Anadolu yüreğinde gelen türkülerin mızrabı olmayı seçtiği  ateşin 

Yeryüzü dumanında tarih yazmıştı.

İnsanlık emeğinin divanını çiğnetmeden!

Ernur Kalender;

Mikrofonu eline aldığı Kadıköy Halk Eğitim Merkezi sahnesinde 

"Yeryüzü Emek Yıldızları Buluşması" içinde olacağını bilmiyordu.

Türkiye'nin İlk Genç Mimarlar Odası Başkanı olması boşuna değildi.

O da emek cephesinin kahramanı olarak 

Cezaevinde işkencelerde ağır bedeller ödemişti

Ahşap Mimari Restorasyonundaki estetik insan ustalığının karşılığını

Birçok binayı restore ederken vermişti.

Bu sahnenin tozunda;

Aytaç Arman,

Şemsi İnkaya,

Nur Sürer,

Hatice Özbay,

Yaşar Kaba,

Genco Mert gibi onlarca insan yer almıştı.

Ernur Kalender emek insanlığı okyanusuna gönlünü koyarken 

Vatan sevgisinin doruğuna ağaçların kardeşliğini koruyan

Elini hiç geri çekmeyen savaşçılar arasında yaşadı.

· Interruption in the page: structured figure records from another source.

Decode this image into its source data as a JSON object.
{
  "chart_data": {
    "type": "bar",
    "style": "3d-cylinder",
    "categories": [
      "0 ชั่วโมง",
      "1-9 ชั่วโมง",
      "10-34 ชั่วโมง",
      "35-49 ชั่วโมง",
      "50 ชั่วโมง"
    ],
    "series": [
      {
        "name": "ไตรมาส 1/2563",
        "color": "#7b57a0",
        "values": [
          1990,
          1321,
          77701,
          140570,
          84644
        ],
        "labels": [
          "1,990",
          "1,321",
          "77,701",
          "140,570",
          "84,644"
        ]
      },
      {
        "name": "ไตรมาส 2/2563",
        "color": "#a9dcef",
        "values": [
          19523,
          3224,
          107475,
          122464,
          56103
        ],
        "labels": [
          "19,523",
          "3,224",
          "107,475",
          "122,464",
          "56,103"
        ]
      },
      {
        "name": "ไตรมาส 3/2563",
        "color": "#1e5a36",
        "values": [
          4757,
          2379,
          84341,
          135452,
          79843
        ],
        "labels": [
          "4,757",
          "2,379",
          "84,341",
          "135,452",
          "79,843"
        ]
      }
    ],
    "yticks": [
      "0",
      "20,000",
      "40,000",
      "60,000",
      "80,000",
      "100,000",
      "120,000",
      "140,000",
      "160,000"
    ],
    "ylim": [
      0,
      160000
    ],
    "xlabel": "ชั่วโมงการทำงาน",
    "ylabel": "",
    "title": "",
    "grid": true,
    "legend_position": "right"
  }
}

Ne geçmişte yaptığı hataları söylemekten 

Ne de yapılacakların gerçeğinde

Emek dağlarının kanatlarını kıranların eline fırsat vermeden 

Devrimciler notasının erdemli insanıydı!

Oktay Sinanoğlu acısını anlatmaya sayfalar yetmez!

Onun memleket ve insanlık inceliğindeki devrimci bilgeliği

Dünya bilim arenasında yankılar yaratmış ki

O bizi biz yapacak açıklamalarını yavaş yavaş ilan etti.

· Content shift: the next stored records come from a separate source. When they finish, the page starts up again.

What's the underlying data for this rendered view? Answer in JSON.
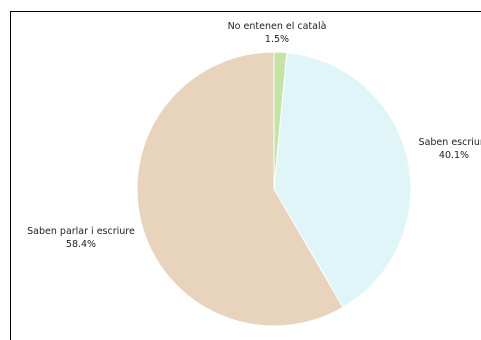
{
  "chart_data": {
    "type": "pie",
    "title": "",
    "slices": [
      {
        "label": "No entenen el català",
        "value": 1.5,
        "percent_text": "1.5%",
        "color": "#c5e3a5"
      },
      {
        "label": "Saben escriure",
        "value": 40.1,
        "percent_text": "40.1%",
        "color": "#e0f5f8"
      },
      {
        "label": "Saben parlar i escriure",
        "value": 58.4,
        "percent_text": "58.4%",
        "color": "#e8d3bd"
      }
    ],
    "start_angle_deg": 0,
    "direction": "clockwise",
    "legend": "none"
  }
}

2000'li yılların ülkesi ve dünyasında

Cesur olmak kolay değildi.

Oktay Sinanoğlu yarattığı çıkışlarla dikkatleri üzerine çekti.

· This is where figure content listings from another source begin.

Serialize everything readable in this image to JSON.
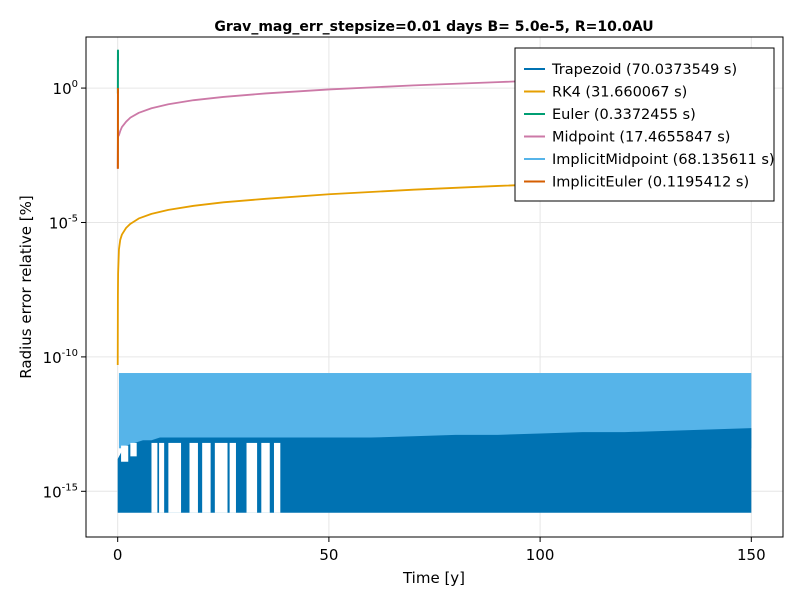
{
  "chart_data": {
    "type": "line",
    "title": "Grav_mag_err_stepsize=0.01 days B= 5.0e-5, R=10.0AU",
    "xlabel": "Time [y]",
    "ylabel": "Radius error relative [%]",
    "xlim": [
      -7.5,
      157.5
    ],
    "ylim_log10": [
      -16.7,
      1.9
    ],
    "y_scale": "log",
    "x_ticks": [
      0,
      50,
      100,
      150
    ],
    "y_ticks": [
      {
        "base": "10",
        "exp": "0",
        "log": 0
      },
      {
        "base": "10",
        "exp": "-5",
        "log": -5
      },
      {
        "base": "10",
        "exp": "-10",
        "log": -10
      },
      {
        "base": "10",
        "exp": "-15",
        "log": -15
      }
    ],
    "grid": true,
    "legend_position": "top-right",
    "series": [
      {
        "name": "Trapezoid (70.0373549 s)",
        "color": "#0072b2"
      },
      {
        "name": "RK4 (31.660067 s)",
        "color": "#e69f00"
      },
      {
        "name": "Euler (0.3372455 s)",
        "color": "#009e73"
      },
      {
        "name": "Midpoint (17.4655847 s)",
        "color": "#cc79a7"
      },
      {
        "name": "ImplicitMidpoint (68.135611 s)",
        "color": "#56b4e9"
      },
      {
        "name": "ImplicitEuler (0.1195412 s)",
        "color": "#d55e00"
      }
    ],
    "curves": {
      "rk4": {
        "x": [
          0.01,
          0.05,
          0.1,
          0.3,
          0.6,
          1,
          2,
          3,
          5,
          8,
          12,
          18,
          25,
          35,
          50,
          70,
          90,
          110,
          130,
          150
        ],
        "log_y": [
          -10.3,
          -7.7,
          -6.9,
          -6.0,
          -5.65,
          -5.45,
          -5.2,
          -5.05,
          -4.85,
          -4.68,
          -4.53,
          -4.38,
          -4.25,
          -4.12,
          -3.95,
          -3.78,
          -3.64,
          -3.52,
          -3.42,
          -3.33
        ]
      },
      "midpoint": {
        "x": [
          0.01,
          0.05,
          0.1,
          0.3,
          0.6,
          1,
          2,
          3,
          5,
          8,
          12,
          18,
          25,
          35,
          50,
          70,
          90,
          110,
          130,
          150
        ],
        "log_y": [
          -3.0,
          -2.0,
          -1.8,
          -1.75,
          -1.6,
          -1.45,
          -1.25,
          -1.1,
          -0.92,
          -0.75,
          -0.6,
          -0.45,
          -0.33,
          -0.2,
          -0.05,
          0.1,
          0.22,
          0.35,
          0.45,
          0.55
        ]
      },
      "euler": {
        "x": [
          0.05,
          0.06,
          0.07,
          0.08
        ],
        "log_y": [
          -0.2,
          1.0,
          1.4,
          1.0
        ]
      },
      "implicit_euler": {
        "x": [
          0.05,
          0.06,
          0.07
        ],
        "log_y": [
          -3.0,
          -1.5,
          0.0
        ]
      },
      "implicit_midpoint_band": {
        "x": [
          0.3,
          150
        ],
        "log_y_top": -10.6,
        "log_y_bottom": -13.4
      },
      "trapezoid_band": {
        "log_y_bottom": -15.8,
        "top_x": [
          0,
          1,
          2,
          4,
          6,
          8,
          10,
          15,
          20,
          25,
          30,
          35,
          40,
          50,
          60,
          70,
          80,
          90,
          100,
          110,
          120,
          130,
          140,
          150
        ],
        "top_log_y": [
          -13.8,
          -13.5,
          -13.3,
          -13.2,
          -13.1,
          -13.1,
          -13.0,
          -13.0,
          -13.0,
          -13.0,
          -13.0,
          -13.0,
          -13.0,
          -13.0,
          -13.0,
          -12.95,
          -12.9,
          -12.9,
          -12.85,
          -12.8,
          -12.8,
          -12.75,
          -12.7,
          -12.65
        ]
      }
    }
  }
}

O uyduruk emek demokratlarına karşı 

Vatan meselesini bir kere daha hatırlattı.

Kimilerinin işine gelmeyen tavrı;

Kimsesiz kalmayacak bayrağın ömrünü yerine koyuyordu.

Çağrıldığı her yere adım atarken

Çağırılmadığı yerlere sevgisini gönderiyordu.

Esin Afşar gibi bir kardeşi olduğunu kimseye söylemeden yaşadı

Çünkü; şov yapmak onun felsefesinde yoktu.

Bilim dünyası onu konuşurken 

O dünya arenasına ve küresel çetelere 

Her cepheden cevaplar verdi.

Yalan tarihçilere karşı insanlığın

Emek güneşindeki toprağın suyunu bırakmakta kararlı olacaktı.

Oktay Sinanoğlu olmanın hakkını vererek yaşarken 

Onun karşısında olanların şimdi kirli tarihi can çekişiyor.

Türk Aynştaynı olmak kolay mı?

Peki; 

Türkiye acılarını insanlık yağmurunu 

Hangi insanlık şemsiyesi ve programı sayfasında açarak 

Yeryüzü Cennetini yurdun sofrası alfabesi yapabilir?

Uzun lafı kısası;

Türkiye Sanatçılarının   canını okuyanlarla;

Türkiye Bilim  Dünyasını  yok sayanlarla;

Türkiye Halkı ve Çocukları nereye ulaşır ki?

İşte, o yüzden canına yandığımız insanlar kimlerse 

Bizlerde onlarla yüzleşmek zorunda değil miyiz?